Menace idéologique ou risque sécuritaire ?

Si l’Union européenne n’a pas classé la confrérie comme organisation terroriste, plusieurs États membres la considèrent comme une menace structurelle à moyen et long terme.

Les inquiétudes portent moins sur un passage à l’acte violent immédiat que sur la création d’écosystèmes communautaires parallèles, capables à terme de concurrencer, voire de contester, les institutions démocratiques.

Certains analystes n’excluent pas que, dans des contextes particuliers, une partie de ces réseaux puisse recourir à la violence si cela sert leurs objectifs stratégiques, dont la perspective d’un califat islamique figure en arrière-plan idéologique.

Une utilisation paradoxale des ressources européennes

Les services de sécurité soulignent une contradiction : ces organisations utilisent parfois les leviers et financements publics européens pour avancer leur agenda.
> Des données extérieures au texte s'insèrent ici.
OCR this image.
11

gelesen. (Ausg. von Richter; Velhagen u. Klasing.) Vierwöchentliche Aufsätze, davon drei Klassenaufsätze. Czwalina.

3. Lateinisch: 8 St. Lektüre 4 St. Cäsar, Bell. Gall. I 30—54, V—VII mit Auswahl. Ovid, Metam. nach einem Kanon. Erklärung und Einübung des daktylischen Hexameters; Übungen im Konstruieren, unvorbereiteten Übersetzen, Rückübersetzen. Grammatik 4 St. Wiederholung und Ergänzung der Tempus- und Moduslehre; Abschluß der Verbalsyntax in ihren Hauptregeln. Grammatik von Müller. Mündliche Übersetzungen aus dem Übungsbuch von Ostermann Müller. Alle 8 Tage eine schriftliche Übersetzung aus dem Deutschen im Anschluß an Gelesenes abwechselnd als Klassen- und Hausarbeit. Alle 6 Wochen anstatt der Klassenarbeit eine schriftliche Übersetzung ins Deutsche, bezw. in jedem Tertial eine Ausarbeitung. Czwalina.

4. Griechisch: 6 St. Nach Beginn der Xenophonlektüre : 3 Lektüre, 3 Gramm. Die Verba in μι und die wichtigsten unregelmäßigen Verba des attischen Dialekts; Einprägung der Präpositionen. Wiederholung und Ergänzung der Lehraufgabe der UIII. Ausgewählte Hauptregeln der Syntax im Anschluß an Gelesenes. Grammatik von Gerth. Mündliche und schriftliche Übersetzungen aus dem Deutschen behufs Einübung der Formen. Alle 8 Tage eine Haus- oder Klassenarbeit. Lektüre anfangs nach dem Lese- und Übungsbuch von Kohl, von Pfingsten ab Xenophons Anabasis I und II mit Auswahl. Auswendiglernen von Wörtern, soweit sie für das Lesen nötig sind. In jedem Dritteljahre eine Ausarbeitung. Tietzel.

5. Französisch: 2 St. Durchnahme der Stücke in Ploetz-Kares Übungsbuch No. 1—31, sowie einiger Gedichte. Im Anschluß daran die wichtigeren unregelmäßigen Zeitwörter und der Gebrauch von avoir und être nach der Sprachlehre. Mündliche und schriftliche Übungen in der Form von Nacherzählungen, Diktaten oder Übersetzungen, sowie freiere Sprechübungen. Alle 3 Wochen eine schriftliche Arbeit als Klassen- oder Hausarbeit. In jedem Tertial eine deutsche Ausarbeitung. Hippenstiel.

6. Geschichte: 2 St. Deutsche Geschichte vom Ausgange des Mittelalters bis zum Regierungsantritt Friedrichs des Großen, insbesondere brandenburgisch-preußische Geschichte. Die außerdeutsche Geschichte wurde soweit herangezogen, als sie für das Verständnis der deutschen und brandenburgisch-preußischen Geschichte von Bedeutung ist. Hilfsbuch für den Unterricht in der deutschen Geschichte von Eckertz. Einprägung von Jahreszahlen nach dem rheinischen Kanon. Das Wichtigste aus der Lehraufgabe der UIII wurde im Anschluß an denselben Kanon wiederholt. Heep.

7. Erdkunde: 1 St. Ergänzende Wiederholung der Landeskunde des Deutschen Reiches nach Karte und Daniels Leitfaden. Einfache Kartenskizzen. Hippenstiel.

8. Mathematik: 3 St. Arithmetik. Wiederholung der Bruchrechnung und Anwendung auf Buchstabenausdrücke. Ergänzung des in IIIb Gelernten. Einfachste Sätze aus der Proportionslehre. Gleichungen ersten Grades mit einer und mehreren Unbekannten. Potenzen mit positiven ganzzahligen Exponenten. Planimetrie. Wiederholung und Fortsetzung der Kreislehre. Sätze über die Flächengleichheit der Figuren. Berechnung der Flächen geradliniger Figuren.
Des fonds alloués à des associations caritatives ou culturelles peuvent ainsi, selon certains rapports, servir indirectement à renforcer les capacités d’organisations affiliées aux Frères musulmans.

Des enquêtes de presse ont notamment révélé que l’Union européenne avait soutenu financièrement des structures soupçonnées de liens étroits avec la confrérie, tandis que des financements supplémentaires proviendraient de pays tiers pour la construction de lieux de culte, d’écoles ou de centres communautaires.

L’Italie et la France en première ligne

En Italie, la députée européenne Susanna Ceccardi a récemment dénoncé la participation d’organisations associées aux Frères musulmans à des événements institutionnels de l’UE, évoquant un “cheval de Troie” de l’islam politique dans le contexte des tensions liées à la guerre de Gaza.

En France, la présence de la confrérie remonte à la fin des années 1970. Depuis, elle a tissé un réseau d’associations, de mosquées et de centres éducatifs particulièrement dense dans les grandes métropoles.

Les autorités françaises, qui considèrent cette influence comme contraire aux principes républicains, ont pris ces dernières années des mesures de restriction, incluant la fermeture de structures et le gel d’avoirs.

Une surveillance renforcée

En 2024, Paris a lancé une nouvelle enquête nationale sur les activités des Frères musulmans, dans un contexte de vigilance accrue vis-à-vis de toute tentative d’influence politique, communautaire ou religieuse susceptible de remettre en cause la cohésion sociale.

Les enjeux vont au-delà de la sécurité : c’est l’équilibre même des sociétés européennes, fondé sur la séparation des sphères religieuse et politique, qui est perçu comme en jeu.